Andretti used the 79 to claim five victories that season in addition to his victory at the season-opening Brazilian Grand Prix in the 78, as well as claim a further seven pole positions. Peterson would qualify on pole twice and take the win in Austria. Ultimately, Lotus would win the Constructor’s Championship, while Andretti and Peterson would finish 1-2 in the Driver’s Championship. Alas, both titles came at a high price: Peterson lost his life due to complications resulting from leg injuries sustained in an opening lap pileup at the Italian Grand Prix. It sucked virtually all of the elation of realizing his boyhood dream from Andretti, and created a macabre kinship with the only other American world champion, Phil Hill: Both clinched their titles in the Italian Grand Prix at Monza, and both lost their teammates due to accidents that occurred during the race.

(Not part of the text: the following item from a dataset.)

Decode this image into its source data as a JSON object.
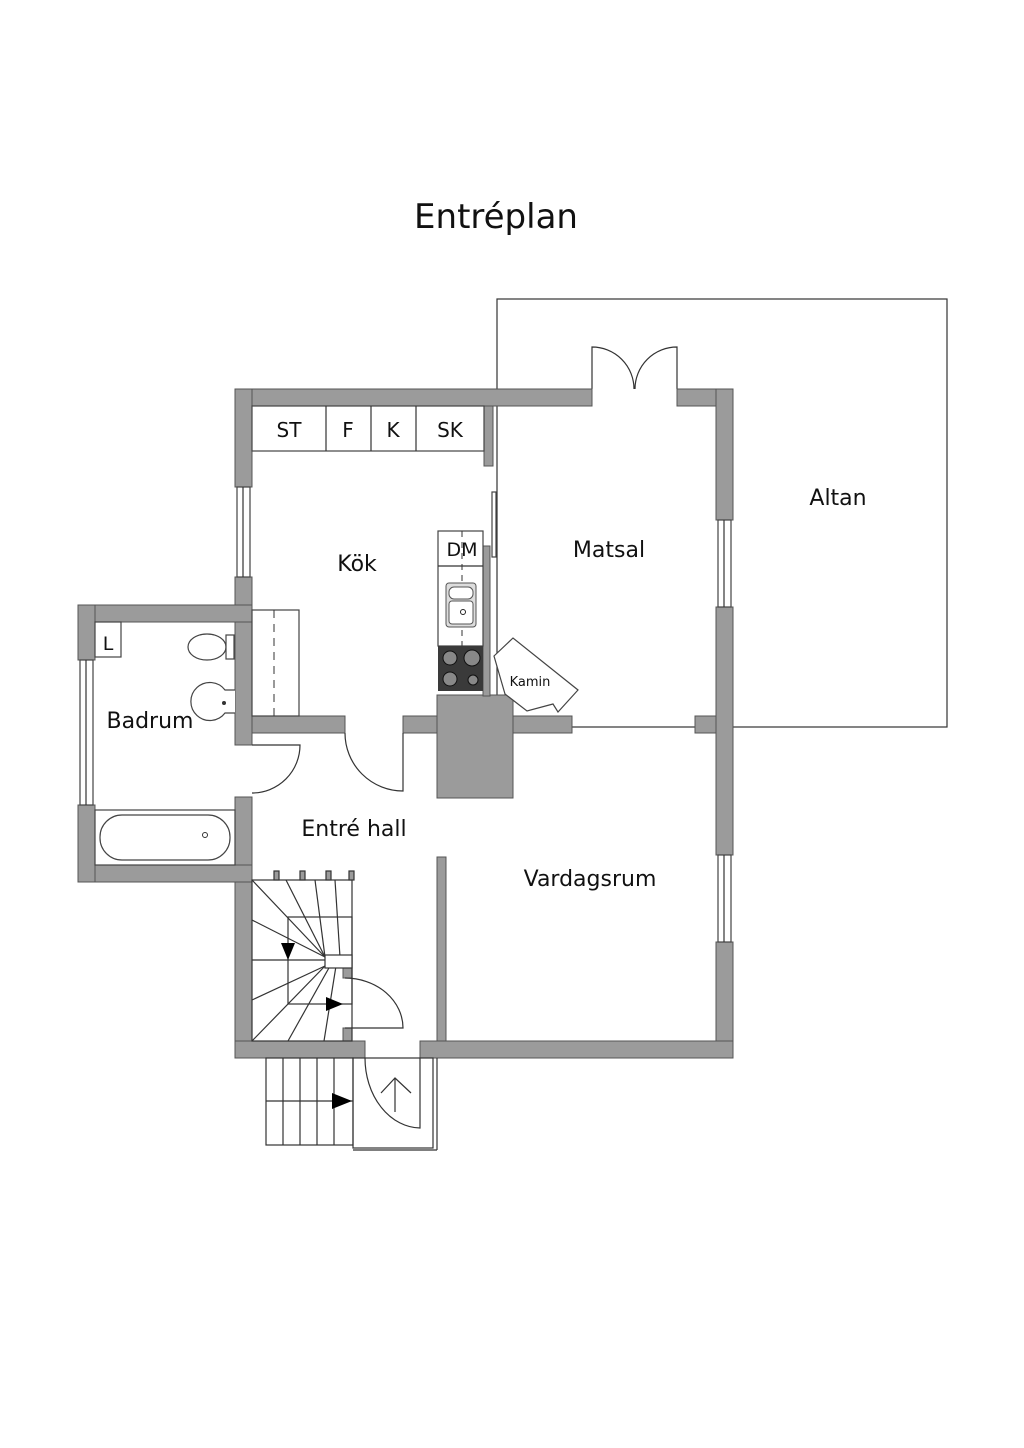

Despite that sad postscript, it’s worth noting that the Lotus 79 fundamentally changed race car design forever. Subsequent F1 cars, Indy cars and sports cars were designed with almost as much attention paid to their undersides as their top sides. And while full-on ground effects have since been banned in just about every major series, all of the cars that did utilize them owe their existence to the 79.

Buick Regal

Buick Regal NASCAR

Much was made of NASCAR’s switch last year from the blobfish-esque so-called Gen 5/COT Sprint Cup Series car to the vastly more stock-looking Gen 6 car. A similarly seismic shift took place at the start of the 1981 season, when the 115” wheelbase cars wearing obsolete bodywork (e.g. GM’s “Colonnade” A-bodies and Ford’s big Torino-based Thunderbird) were retired in favor of new 110” wheelbasechassis designed to reflect Detroit’s new downsized mid-size models such as the new GM A-bodies and the Fox-platform Thunderbird.

From this group of contenders, the Buick Regal quickly emerged as the (rather unlikely) dominant force. In the Daytona 500 (the first race where only 110” cars were allowed; the old cars had one last hurrah at the season-opener on the road course at Riverside, California, where they ran alongside their successors), Richard Petty used a Buick to win the race for the seventh and final time, while Darrell Waltrip cinched the first of his three Cup titles driving Junior Johnson’s Mountain Dew sponsored Regal No. 11. The 1982 season brought more of the same, with Buick repeating as manufacturer’s champion, Daytona 500 winner (with Bobby Allison in the No. 88 Gatorade Regal leading home six more Regals in the top 8 positions), and Waltrip repeating as driver’s champion.

Unfortunately, ’82 would be the Flint-based brand’s last season at the top; the following season saw sister brand Chevrolet roll out a Monte Carlo SS with an aero-friendly quasi-wedge nose, while Ford introduced a curvaceous new Thunderbird. Never again would Buick reach the highs it did in the first two years of the 110”-wheelbase era, and the division withdrew from the sport at the end of the 1991 season. Incidentally, Buick’s 1982 manufacturer’s crown was the last time a nameplate other than Chevrolet or Ford won that title.